The general assumption is that an adult is capable of making their own decisions regarding how their life is conducted, what preferences they hold, and what choices they make. An adult might be politically conservative or liberal, a meat-eater or vegan. They might like action/adventure movies or opt for a more cerebral fare at the cinema. Curry might be their preference over Mexican, or vice versa, or they may be equally enthusiastic about both. Regardless, their choices are or certainly should be their own, neither coerced nor forced.
Minor children typically do not have such freedom. In many if not most cases, they are expected to emulate their parents and follow their example, as well as accede to their elders’ decisions regarding their lives. This principle is based on the presumption that children do not have the experience or judgment necessary to make informed decisions, and that responsibility necessarily devolves to the parents or other similar caretakers. At least some of the time, this judgment is sufficient and beneficial for those it is intended to serve.
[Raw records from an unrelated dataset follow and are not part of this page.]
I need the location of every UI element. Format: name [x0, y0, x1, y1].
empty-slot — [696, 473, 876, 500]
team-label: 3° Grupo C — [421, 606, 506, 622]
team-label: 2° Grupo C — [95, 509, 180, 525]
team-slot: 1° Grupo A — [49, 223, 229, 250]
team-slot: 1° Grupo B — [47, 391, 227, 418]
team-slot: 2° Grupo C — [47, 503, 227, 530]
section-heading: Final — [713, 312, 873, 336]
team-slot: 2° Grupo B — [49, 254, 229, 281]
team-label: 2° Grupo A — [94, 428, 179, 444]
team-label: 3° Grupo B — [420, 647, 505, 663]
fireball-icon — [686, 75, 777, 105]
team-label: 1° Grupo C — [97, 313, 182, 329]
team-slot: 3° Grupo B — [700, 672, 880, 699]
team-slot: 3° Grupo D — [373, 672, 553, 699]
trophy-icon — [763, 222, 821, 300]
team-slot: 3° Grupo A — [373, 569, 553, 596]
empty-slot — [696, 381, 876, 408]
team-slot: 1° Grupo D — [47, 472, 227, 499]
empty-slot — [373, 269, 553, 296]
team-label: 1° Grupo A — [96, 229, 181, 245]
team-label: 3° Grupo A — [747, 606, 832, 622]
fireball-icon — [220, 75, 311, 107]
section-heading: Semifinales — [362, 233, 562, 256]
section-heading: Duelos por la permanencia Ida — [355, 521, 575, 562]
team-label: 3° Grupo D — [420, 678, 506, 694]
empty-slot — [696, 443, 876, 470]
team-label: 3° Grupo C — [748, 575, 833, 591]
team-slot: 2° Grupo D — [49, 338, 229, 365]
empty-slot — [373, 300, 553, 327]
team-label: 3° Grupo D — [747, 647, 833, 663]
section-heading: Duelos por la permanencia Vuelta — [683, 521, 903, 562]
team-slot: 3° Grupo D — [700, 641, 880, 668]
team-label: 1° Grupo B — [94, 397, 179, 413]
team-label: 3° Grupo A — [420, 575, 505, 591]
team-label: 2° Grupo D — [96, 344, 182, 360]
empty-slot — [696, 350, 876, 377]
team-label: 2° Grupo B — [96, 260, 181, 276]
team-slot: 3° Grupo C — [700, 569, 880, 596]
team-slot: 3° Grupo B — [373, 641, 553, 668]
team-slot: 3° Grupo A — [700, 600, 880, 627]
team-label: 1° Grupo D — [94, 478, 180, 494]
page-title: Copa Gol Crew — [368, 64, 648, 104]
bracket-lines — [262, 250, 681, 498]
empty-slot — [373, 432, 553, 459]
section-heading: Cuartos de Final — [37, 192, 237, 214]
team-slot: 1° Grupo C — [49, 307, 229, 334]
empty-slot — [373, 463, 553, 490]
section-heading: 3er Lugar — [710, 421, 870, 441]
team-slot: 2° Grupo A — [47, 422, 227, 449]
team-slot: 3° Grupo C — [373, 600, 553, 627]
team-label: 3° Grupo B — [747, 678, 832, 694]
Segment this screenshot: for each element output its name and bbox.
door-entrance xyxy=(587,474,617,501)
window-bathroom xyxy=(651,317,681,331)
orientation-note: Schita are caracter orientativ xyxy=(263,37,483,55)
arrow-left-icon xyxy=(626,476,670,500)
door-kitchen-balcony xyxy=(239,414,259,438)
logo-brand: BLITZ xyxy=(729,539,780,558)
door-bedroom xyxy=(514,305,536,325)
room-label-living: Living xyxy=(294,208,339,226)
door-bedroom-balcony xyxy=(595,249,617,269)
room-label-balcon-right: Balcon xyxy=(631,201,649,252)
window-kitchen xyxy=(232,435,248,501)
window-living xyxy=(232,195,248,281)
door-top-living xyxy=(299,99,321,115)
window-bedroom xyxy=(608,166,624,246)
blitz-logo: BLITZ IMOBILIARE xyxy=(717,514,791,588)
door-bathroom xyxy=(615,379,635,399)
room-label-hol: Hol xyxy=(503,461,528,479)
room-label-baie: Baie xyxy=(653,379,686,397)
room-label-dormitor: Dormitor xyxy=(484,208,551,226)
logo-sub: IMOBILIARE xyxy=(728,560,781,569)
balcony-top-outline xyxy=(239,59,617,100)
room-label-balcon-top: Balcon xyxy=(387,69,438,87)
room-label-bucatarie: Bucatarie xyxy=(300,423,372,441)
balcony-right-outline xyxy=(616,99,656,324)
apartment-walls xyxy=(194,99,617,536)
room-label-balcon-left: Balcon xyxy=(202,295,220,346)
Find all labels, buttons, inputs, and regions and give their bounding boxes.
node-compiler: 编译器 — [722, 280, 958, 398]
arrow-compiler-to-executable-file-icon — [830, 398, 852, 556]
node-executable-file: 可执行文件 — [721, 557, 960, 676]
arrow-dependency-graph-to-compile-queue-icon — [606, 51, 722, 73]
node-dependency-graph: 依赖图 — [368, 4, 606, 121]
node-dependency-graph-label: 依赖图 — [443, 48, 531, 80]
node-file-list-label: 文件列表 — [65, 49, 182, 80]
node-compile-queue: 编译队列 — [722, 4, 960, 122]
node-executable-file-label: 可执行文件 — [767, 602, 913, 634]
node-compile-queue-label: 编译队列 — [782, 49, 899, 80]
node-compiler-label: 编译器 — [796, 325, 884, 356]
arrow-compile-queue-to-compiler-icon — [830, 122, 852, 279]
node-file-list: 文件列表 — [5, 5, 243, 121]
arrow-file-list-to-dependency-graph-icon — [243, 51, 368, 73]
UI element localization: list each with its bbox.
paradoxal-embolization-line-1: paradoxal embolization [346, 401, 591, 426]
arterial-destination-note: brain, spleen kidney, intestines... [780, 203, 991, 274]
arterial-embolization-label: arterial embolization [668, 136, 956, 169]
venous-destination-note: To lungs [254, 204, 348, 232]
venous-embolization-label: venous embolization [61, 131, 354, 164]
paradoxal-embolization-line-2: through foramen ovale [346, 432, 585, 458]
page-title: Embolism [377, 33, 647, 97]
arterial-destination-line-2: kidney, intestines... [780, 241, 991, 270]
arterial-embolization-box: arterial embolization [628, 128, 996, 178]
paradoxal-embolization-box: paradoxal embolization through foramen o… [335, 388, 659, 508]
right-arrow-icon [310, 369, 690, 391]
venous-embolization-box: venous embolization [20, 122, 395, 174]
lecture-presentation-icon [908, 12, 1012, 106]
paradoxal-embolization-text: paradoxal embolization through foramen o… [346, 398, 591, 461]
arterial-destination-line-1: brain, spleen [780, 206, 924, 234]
And sometimes it emphatically is not. A recent entry in Seth Andrews’ Thinking Atheist podcast recounted multiple stories where, either because of their parents’ commitment or their own indoctrination with dubious religious practices … well, there’s no polite way to say this: kids DIE. What’s worse, the vast majority of the time, there was no rational need or justification for their deaths. Seth led off his program with the story of one Robin Twitchell, whose pained cries one day were answered by his parents not with traditional medical intervention but “treatments” by practitioners of Christian Science, combined with prescribed forced feeding. Four days later, Robin died, and an autopsy revealed peritonitis, plus a twisted bowel. The parents were subsequently charged and convicted of manslaughter, though the state supreme court overturned the verdict on a technicality. Even with that, there was a notation in the ruling on the necessity of parents’ providing proper medical care for their children, regardless of their religious beliefs.
After that followed the story of Dennis Lindbergh
A 14-year-old Jehovah’s Witness was stricken with lymphocytic leukemia. Dennis underwent chemotherapy for cancer, but because of his belief, he refused the blood transfusions which are meant to correct the anemia which usually accompanies that therapy. Despite court battles between his guardian aunt and biological parents regarding those transfusions, Dennis was ruled fit to make his own decisions regarding his medical treatment. Not long after that decision, Dennis succumbed to leukemia.
There have been too many stories like these all over the news, numbering in the hundreds. Such reports may be about kids who are denied care because of their parents’ or guardians’ religious beliefs, kids getting diseases because of the unfounded fears of vaccines, or those who have been so indoctrinated in religious nonsense that they act against their own best interests in deference to a non-existent deity. What is even more disturbing is that state laws vary widely regarding children’s rights, from strong support for protecting them to near indifference, and there are few if any federal statutes covering such issues. The effective result is that “life, liberty, and the pursuit of happiness” looks like a given for adults, while minors catch as catch can.
I came to the conclusion long ago that indoctrinating children with religion before they were intellectually capable of evaluating it for themselves amounted to child abuse.
The fact of a minor’s inability to get proper medical care in the face of religious stupidity adds injury to insult, and I can’t help but notice that, once again, it is the atheists who are trying to come to the defense of those who cannot defend themselves. Whether the “suffer the little children” bible quote was a mistranslation or not, they have been subjected to far more than enough pain and death because of Iron Age beliefs. The clichéd phrase here is: “For the sake of the kids.” Indeed, with their well-being in mind, we need to put an end to religious interventions which have no efficacy and to “treatments” that aren’t for the sake of those who are not empowered to decide for themselves.
One ray of hope in the midst of all of this is Rita Swan, featured in the above-mentioned podcast and founder of Children’s Healthcare Is a Legal Duty or CHILD, Inc. Ms. Swan is fighting the good fight against deleterious religious practices inflicted on children and those laws on the books which legitimize such practices. She and her organization deserve your attention and, if you can afford it, your financial support.